Star Schema vs Snowflake Schema

Slno
Star Schema
Snow Flake
1.
Dimension table will not have any parent table
Dimension table will have one or more parent tables
2.
Hierarchies for the dimensions are stored in the dimensional table itself
Hierarchies are broken into separate tables in snow flake schema

Granularity

  • Means what detail data to be stored in fact table
  • Types of Granularity
    1. Transactional Level Granularity
    2. Periodic Snapshot Granularity
Transactional Level Granularity
  • Mostly used
  • Each and every transaction stored in fact table
  • Drill down and drill up analysis can be done
  • Disadvantage 1. Size increases.
Periodic Snapshot Granularity
  • Summarizing data over a period is stored in fact table
  • Adv : Faster retrieval (less records)
  • Disadv : Detail information not available
FAQ

Hierarchy

 
  1. Hierarchies are logical structures that use ordered levels as a means of organizing data.  
  2. A hierarchy can be used to define data aggregation.
Example
    • country>city>state>zip
    • in a time dimension, a hierarchy might be used to aggregate data from the Month level to the Quarter level, from the Quarter level to the Year level.  

Level

A position in a hierarchy.
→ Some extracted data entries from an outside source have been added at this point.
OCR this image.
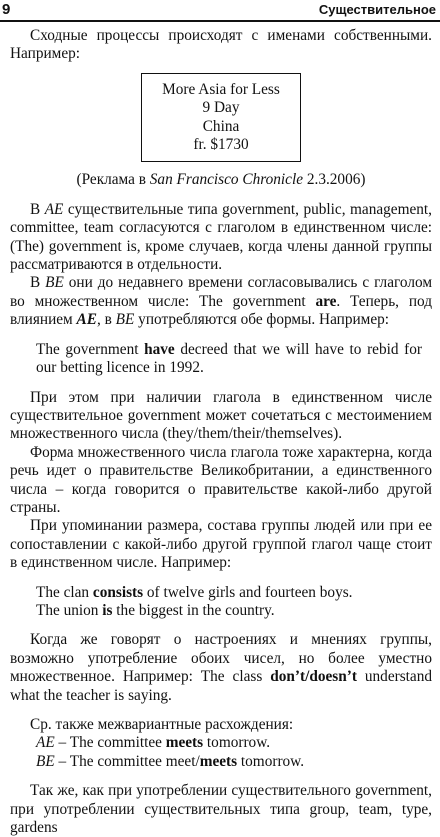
9	Существительное

Сходные процессы происходят с именами собственными. Например:

More Asia for Less
9 Day
China
fr. $1730

(Реклама в San Francisco Chronicle 2.3.2006)

В AE существительные типа government, public, management, committee, team согласуются с глаголом в единственном числе: (The) government is, кроме случаев, когда члены данной группы рассматриваются в отдельности.

В BE они до недавнего времени согласовывались с глаголом во множественном числе: The government are. Теперь, под влиянием AE, в BE употребляются обе формы. Например:

The government have decreed that we will have to rebid for our betting licence in 1992.

При этом при наличии глагола в единственном числе существительное government может сочетаться с местоимением множественного числа (they/them/their/themselves).

Форма множественного числа глагола тоже характерна, когда речь идет о правительстве Великобритании, а единственного числа – когда говорится о правительстве какой-либо другой страны.

При упоминании размера, состава группы людей или при ее сопоставлении с какой-либо другой группой глагол чаще стоит в единственном числе. Например:

The clan consists of twelve girls and fourteen boys.
The union is the biggest in the country.

Когда же говорят о настроениях и мнениях группы, возможно употребление обоих чисел, но более уместно множественное. Например: The class don’t/doesn’t understand what the teacher is saying.

Ср. также межвариантные расхождения:

AE – The committee meets tomorrow.
BE – The committee meet/meets tomorrow.

Так же, как при употреблении существительного government, при употреблении существительных типа group, team, type, gardens
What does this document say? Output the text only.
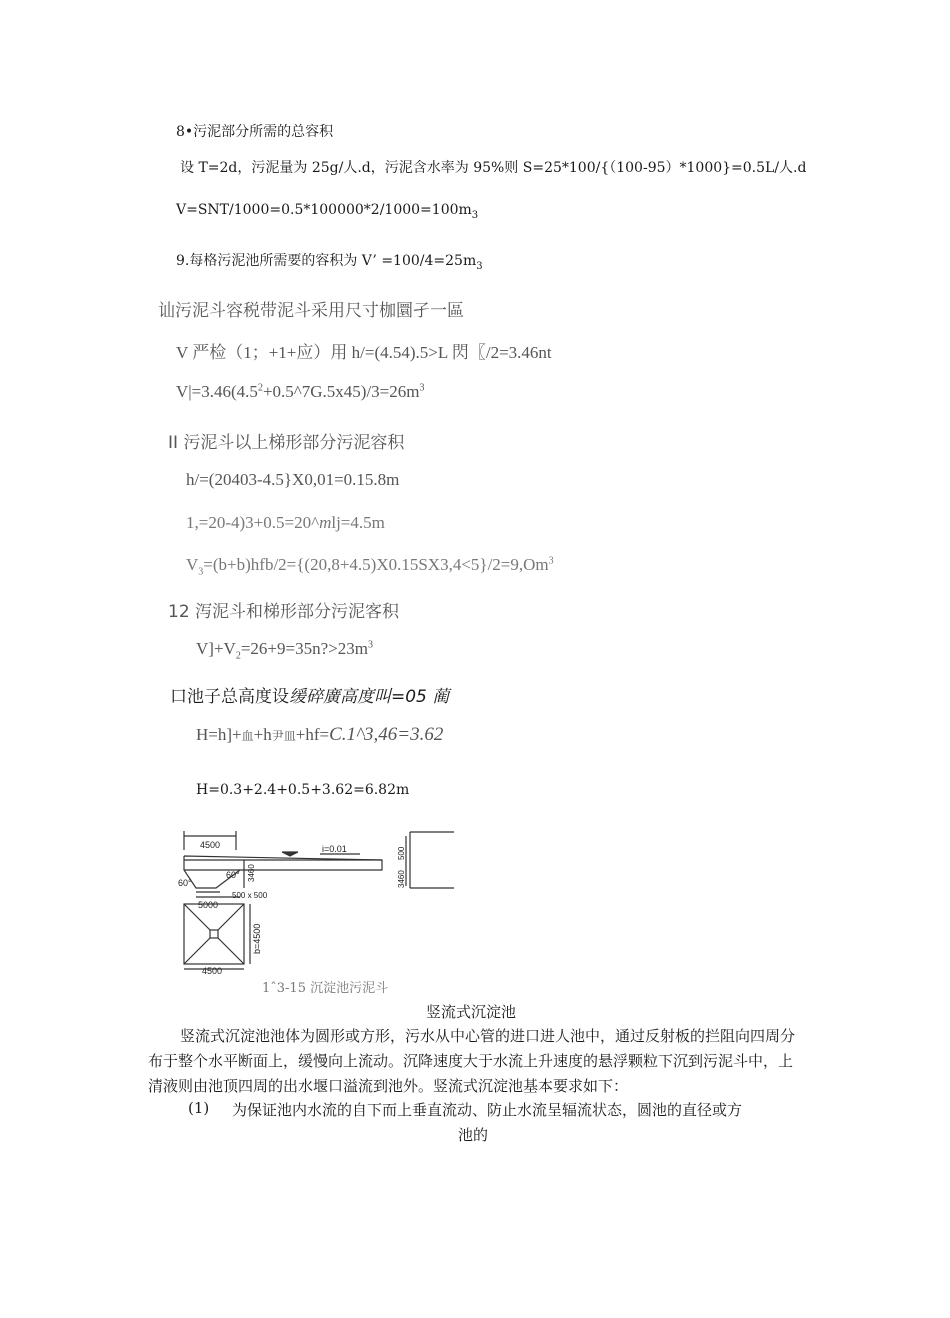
8•污泥部分所需的总容积
设 T=2d，污泥量为 25g/人.d，污泥含水率为 95%则 S=25*100/{（100-95）*1000}=0.5L/人.d
$V=SNT/1000=0.5*100000*2/1000=100m_3$
9.每格污泥池所需要的容积为 V’ $=100/4=25m_3$
讪污泥斗容税带泥斗采用尺寸枷圜孑一區
V 严检（1；+1+应）用 h/=(4.54).5>L 閃〖/2=3.46nt
$V|=3.46(4.5^2+0.5\^{}7G.5x45)/3=26m^3$
II 污泥斗以上梯形部分污泥容积
h/=(20403-4.5}X0,01=0.15.8m
1,=20-4)3+0.5=20^mlj=4.5m
$V_3=(b+b)hfb/2=\{(20,8+4.5)X0.15SX3,4<5\}/2=9,Om^3$
12 泻泥斗和梯形部分污泥客积
$V]+V_2=26+9=35n?>23m^3$
口池子总高度设缓碎廣高度叫=05 蔺
H=h]+血+h尹皿+hf=C.1^3,46=3.62
H=0.3+2.4+0.5+3.62=6.82m
4500	i=0.01
3460
60°
60°
5000
500 x 500
b=4500
4500
500
3460
1ˆ3-15 沉淀池污泥斗
竖流式沉淀池
竖流式沉淀池池体为圆形或方形，污水从中心管的进口进人池中，通过反射板的拦阻向四周分布于整个水平断面上，缓慢向上流动。沉降速度大于水流上升速度的悬浮颗粒下沉到污泥斗中，上清液则由池顶四周的出水堰口溢流到池外。竖流式沉淀池基本要求如下：
(1) 为保证池内水流的自下而上垂直流动、防止水流呈辐流状态，圆池的直径或方
池的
For example, a time dimension might have a hierarchy that represents data at the Month, Quarter, and Year levels.  

Operational Data Store

  • In recent times, OLAP functionality is being built into OLTP systems which is called ODS (operational data store).
  • A physical set of tables sitting between the operational systems and the data warehouse or a specially administered hot partition of the data warehouse itself.
  • The main reason of ODS is to provide immediate reporting of operational results if neither the operational system nor the regular data warehouse can provide satisfactory accsee.
  • Since an ODS is necessarily an extract of the operational data, it also may play the role of source for data warehouse.

Data Staging Area

  1. A storage area that clean, transform, combine, duplicate and prepare source data for use in the data warehouse.  
  2. The data staging area is everything in between the source system and data presentation server.  
  3. No querying should be done in the data staging area because the data staging area normally is not set up to handle fine-grained security, indexing or aggregation for performance.

Data Warehouse Bus Matrix

  1. The matrix helps prioritize which dimensions should be tackled first for conformity given their prominent roles.
  2. The matrix allows us to communicate effectively within and across data mart teams.
  3. The columns of the matrix represent the common dimensions.
  4. The rows identify the organizations business processes.    

Degenerated Dimension

Operational control numbers such as invoice numbers, order numbers and bill of lading numbers looks like dimension key in a fact table but do not join to any actual dimension table. They give rise to empty dimension hence we refer them as Degenerated Dimension(DD).